You Don't Have To Strike Every Hitter Out

One of the most basic pieces of advice I share with pitchers is to pitch to contact. Pitching to contact means that you learn to trust your fielders instead of trying to strike out each hitter. It also slows the pace of the game, which can lead to long innings. Long innings can tire out your teammates, and may allow them to lose confidence in you.

Not pitching to contact and trying to strike out every hitter leads to one thing - walks. Walks are a pitcher’s worst enemy, as they allow your opponent to reach base without working for it.
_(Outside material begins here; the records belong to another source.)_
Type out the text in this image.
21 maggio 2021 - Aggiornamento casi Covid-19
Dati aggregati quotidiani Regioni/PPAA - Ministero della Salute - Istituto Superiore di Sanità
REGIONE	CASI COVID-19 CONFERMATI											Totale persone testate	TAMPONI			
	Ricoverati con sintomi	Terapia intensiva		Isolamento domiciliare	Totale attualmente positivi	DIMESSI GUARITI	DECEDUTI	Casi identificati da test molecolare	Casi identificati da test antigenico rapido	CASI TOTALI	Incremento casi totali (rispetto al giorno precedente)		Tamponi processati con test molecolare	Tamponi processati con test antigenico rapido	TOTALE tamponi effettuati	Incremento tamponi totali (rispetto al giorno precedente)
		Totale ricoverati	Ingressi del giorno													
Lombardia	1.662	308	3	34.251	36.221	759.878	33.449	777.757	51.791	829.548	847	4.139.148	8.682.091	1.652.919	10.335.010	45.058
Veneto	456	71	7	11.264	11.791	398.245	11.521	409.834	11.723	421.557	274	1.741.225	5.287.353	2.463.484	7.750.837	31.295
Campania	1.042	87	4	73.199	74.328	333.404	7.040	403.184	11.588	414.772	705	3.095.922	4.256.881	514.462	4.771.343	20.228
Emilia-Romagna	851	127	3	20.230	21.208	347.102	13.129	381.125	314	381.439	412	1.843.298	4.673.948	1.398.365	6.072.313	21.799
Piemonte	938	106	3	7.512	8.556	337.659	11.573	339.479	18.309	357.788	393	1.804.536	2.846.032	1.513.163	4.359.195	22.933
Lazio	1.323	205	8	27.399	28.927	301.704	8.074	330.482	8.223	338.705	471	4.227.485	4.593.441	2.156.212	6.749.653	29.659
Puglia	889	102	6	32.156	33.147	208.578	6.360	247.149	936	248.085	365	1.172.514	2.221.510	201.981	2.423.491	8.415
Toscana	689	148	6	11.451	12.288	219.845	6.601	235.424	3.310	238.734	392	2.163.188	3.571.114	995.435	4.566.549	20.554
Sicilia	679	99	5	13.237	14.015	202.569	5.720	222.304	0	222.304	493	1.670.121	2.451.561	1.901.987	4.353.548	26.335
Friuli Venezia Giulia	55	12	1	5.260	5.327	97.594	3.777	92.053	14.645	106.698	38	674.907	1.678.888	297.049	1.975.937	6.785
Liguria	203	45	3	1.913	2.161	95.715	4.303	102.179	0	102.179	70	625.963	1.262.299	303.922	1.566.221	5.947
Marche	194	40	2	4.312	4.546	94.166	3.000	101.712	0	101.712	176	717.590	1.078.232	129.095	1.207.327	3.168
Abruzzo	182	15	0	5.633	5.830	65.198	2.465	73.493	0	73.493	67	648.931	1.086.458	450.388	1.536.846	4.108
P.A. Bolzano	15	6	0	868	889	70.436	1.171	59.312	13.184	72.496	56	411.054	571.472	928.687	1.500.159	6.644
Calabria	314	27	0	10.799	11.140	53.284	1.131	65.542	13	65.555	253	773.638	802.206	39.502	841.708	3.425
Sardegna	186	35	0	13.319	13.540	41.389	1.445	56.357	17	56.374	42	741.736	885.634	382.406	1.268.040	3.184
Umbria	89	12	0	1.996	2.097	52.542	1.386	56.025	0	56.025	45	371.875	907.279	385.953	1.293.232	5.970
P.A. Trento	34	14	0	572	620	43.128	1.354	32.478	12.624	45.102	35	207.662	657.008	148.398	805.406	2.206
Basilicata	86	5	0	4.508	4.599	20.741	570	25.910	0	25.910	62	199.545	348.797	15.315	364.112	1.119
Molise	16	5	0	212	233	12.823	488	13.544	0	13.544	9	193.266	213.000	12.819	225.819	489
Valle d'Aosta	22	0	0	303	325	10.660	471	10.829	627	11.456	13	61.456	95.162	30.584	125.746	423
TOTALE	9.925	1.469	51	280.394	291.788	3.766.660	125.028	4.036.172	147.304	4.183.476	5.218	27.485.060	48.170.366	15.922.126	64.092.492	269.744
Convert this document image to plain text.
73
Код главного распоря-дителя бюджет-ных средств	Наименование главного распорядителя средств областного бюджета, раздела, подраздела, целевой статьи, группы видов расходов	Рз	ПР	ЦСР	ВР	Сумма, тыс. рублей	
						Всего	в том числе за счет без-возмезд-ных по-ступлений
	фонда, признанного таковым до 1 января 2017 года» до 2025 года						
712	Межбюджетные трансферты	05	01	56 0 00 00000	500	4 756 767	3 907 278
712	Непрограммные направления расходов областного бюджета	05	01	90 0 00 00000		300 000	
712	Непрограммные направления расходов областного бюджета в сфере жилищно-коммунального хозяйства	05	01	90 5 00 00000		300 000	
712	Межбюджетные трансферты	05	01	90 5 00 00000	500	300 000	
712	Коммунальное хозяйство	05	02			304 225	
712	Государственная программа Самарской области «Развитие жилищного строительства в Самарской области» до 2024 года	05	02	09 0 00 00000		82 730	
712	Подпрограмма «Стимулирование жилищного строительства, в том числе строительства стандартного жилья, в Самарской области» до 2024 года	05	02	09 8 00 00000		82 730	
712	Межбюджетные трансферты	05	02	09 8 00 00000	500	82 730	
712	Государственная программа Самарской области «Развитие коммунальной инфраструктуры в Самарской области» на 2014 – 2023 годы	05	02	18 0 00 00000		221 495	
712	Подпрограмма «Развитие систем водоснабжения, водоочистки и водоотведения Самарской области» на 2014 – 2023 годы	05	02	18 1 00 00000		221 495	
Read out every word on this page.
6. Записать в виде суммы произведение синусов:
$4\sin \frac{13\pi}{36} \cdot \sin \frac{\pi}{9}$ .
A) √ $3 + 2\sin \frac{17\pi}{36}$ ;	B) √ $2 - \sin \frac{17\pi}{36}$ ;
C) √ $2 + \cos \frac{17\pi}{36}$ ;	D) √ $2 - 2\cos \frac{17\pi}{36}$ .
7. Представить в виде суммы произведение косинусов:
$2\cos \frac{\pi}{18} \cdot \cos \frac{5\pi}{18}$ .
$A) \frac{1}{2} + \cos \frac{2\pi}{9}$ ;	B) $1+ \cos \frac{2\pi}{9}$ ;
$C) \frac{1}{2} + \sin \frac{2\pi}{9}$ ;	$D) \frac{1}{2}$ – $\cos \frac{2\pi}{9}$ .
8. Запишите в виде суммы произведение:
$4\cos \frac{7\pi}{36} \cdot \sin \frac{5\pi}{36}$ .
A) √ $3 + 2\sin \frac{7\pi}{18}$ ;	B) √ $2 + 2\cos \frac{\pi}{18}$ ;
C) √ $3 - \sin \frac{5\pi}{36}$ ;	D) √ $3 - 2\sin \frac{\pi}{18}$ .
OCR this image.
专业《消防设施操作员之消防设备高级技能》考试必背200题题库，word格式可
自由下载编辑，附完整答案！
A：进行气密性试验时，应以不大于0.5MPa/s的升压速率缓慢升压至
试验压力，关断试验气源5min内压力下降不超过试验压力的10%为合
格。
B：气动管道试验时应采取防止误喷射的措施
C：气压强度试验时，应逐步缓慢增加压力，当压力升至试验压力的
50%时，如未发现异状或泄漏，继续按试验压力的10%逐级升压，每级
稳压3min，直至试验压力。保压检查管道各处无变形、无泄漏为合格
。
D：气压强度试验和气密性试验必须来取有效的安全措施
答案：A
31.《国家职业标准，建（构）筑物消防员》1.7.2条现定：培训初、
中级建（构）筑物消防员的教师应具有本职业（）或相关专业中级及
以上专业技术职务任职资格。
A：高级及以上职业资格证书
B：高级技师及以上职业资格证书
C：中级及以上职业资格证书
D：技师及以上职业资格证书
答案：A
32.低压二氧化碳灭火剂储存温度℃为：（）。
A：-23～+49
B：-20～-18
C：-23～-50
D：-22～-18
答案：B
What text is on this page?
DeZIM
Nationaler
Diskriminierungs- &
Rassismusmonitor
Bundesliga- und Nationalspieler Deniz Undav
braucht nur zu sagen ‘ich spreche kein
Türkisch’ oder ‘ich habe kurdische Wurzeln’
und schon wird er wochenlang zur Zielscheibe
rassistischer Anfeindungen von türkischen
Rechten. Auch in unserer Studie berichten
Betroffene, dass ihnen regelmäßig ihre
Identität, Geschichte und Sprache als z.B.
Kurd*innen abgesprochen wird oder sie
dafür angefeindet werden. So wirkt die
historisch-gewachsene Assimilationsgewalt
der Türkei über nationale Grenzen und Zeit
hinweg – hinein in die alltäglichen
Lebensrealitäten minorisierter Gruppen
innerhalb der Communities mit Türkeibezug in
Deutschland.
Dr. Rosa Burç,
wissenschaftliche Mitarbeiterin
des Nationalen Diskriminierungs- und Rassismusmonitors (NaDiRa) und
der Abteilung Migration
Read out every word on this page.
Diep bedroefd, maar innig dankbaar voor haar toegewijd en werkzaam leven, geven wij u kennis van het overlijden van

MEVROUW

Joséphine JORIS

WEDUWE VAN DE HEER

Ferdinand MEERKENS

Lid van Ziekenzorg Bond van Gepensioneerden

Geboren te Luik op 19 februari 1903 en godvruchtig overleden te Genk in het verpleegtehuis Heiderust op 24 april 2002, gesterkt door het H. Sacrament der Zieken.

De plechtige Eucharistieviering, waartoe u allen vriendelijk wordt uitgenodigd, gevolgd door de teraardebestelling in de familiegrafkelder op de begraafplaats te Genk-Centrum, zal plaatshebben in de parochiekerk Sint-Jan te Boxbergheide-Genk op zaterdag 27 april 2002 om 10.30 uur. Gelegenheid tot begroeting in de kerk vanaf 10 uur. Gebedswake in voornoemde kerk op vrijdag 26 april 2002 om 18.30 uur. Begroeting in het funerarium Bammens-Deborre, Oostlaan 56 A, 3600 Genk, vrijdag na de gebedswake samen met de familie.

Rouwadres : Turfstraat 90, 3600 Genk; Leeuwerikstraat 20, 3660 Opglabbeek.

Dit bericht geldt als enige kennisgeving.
Pitchers that do not pitch to contact are usually scared if the batter hits the ball, the batter will hit it hard and far. Another characteristic of this type of pitcher is someone who lacks confidence and as a result constantly thinks that bad things will happen. They try to make the perfect pitch with the hope that the batter will not swing and the umpire will call the pitch a strike. But the most apparent sign of a pitcher that does not pitch to contact is one who will walk a lot of people and as a result, struggles to be successful.

I have seen pitchers struggle with the thought of contact at every level, from professionals to youth, and every pitcher at every level will struggle with it at some point.

If you find yourself in this situation, you have to find the renewed confidence in yourself and your teammates. Your fielders want to make plays for you. And you have to believe that you can pitch well.

Pitching to contact is not simply throwing pitches down the middle of the plate and hoping that hitters will not make solid contact. You still must focus on making good pitches with good control. If you do this, hitters will not be able to make solid contact consistently and you will be successful.